We all of course get older, and some may get wiser, and certainly for many of us our ideas change, hopefully gaining in depth and insight. While those old prints we made back then simply degrade, our ideas mature and we can add to the work when we make new prints. Valuing the older prints seldom makes sense.
Of course there may sometimes be aesthetic reasons for preferring the older work. In the immediate post-war period, Bill Brandt printed his work in an intense and moody fashion, at times because he was working for the block maker rather than the wall, knowing that a lower contrast and perhaps rather dull image was more suitable. He was working for the printed page rather than the print.
Later, as he aged, he turned to making much more contrasty prints, sometimes with very little in the mid-tone area. It was an age where the fashion was for high contrast high impact photography, particularly on the magazine page (though its arguable whether Brandt was a follower or helped to create this trend.)
Personally I loved the earlier dark and brooding versions of many of his pictures, far preferring those – for example in the first edition of his ‘Literary Britain’ to the later prints (yes, I do mean I prefer the book reproduction to the photographic prints.) The first edition is also in most respects preferable to the later publication – though each has its merits and I have both.

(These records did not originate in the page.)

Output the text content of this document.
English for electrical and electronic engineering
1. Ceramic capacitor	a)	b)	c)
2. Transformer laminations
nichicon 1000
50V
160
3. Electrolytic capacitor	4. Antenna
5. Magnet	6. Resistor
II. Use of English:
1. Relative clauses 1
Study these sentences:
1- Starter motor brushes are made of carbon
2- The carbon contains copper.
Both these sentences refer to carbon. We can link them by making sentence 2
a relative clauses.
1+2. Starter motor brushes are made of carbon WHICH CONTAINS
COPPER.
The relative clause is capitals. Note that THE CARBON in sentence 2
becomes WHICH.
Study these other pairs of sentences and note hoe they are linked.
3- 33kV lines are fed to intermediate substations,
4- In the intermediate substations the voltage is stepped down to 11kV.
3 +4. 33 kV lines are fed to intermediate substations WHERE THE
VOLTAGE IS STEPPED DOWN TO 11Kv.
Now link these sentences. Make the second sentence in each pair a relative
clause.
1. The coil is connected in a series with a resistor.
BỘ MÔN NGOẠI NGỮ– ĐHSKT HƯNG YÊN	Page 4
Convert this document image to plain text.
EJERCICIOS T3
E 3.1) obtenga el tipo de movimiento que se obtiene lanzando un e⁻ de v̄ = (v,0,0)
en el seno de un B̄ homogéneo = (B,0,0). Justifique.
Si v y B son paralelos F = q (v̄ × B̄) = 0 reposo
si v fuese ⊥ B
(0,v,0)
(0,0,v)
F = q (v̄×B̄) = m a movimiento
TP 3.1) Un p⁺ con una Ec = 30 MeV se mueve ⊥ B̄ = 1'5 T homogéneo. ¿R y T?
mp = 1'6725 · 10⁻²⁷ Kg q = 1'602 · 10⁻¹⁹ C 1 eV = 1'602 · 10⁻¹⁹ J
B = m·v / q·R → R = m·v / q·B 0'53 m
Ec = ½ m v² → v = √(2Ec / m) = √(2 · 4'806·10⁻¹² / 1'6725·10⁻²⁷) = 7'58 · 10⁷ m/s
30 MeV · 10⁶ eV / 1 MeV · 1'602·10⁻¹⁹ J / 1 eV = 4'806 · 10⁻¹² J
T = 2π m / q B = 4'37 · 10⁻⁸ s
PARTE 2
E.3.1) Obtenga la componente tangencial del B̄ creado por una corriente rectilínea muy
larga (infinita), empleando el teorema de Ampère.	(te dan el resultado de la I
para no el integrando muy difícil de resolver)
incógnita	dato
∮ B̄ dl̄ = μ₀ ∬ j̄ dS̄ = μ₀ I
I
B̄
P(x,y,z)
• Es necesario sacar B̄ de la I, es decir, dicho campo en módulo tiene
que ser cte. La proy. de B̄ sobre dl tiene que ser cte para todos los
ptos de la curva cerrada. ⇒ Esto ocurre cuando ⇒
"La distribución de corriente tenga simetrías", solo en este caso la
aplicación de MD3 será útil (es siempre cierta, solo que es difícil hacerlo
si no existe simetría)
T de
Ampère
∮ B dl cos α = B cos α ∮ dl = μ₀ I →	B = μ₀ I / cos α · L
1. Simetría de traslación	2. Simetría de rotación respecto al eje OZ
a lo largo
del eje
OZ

But my preference is nothing to do with one being older than the other – vintage as opposed to later. It’s all about the actual quality of the work, and it is a fairly rare occasion where the early work is better. I’ve often been shocked by the poor quality of some high-priced ‘vintage prints’ on dealers stands at shows like Paris Photo – often prints made as proofs or press prints or even apparently rescued from the photographer’s rubbish bin.
Usually later prints are better prints, not least because of the availability of more sophisticated printing methods. For many photographs – and a good example would be the work of Tony Ray Jones – the ability to produce high quality scans and to print from these rather than direct from the negatives has produced superior results, not least by allowing far more precision in the dodging and burning required to get the most out of the images.
And ten years ago we were bemoaning the demise of so many classic high-quality black and white photographic papers, not least the famed Cadmium-rich Agfa Record Rapid, which after its reformulation on health and safety grounds never had quite the same appeal. But now we have papers and inks that can match or outdo virtually everything that was available in the ‘golden age’ of silver printing.
I own several Tony Ray-Jones prints. One is something relatively rare, an exhibition print made by Ray-Jones himself (he hated printing and wasn’t good at it, though this is an acceptable attempt), the rest are modern inkjet prints. And they are better prints despite only costing a few pounds.
It was a piece I read a week or so ago by Mike Johnston on The Online Photographer that prompted me to write again about this subject. He finishes it with his thoughts on the subject that the should be only two things that matter about a photographic print; firstly whether it was made or approved by the photographer and secondly that it is a good print.I think I’d reduce that to one.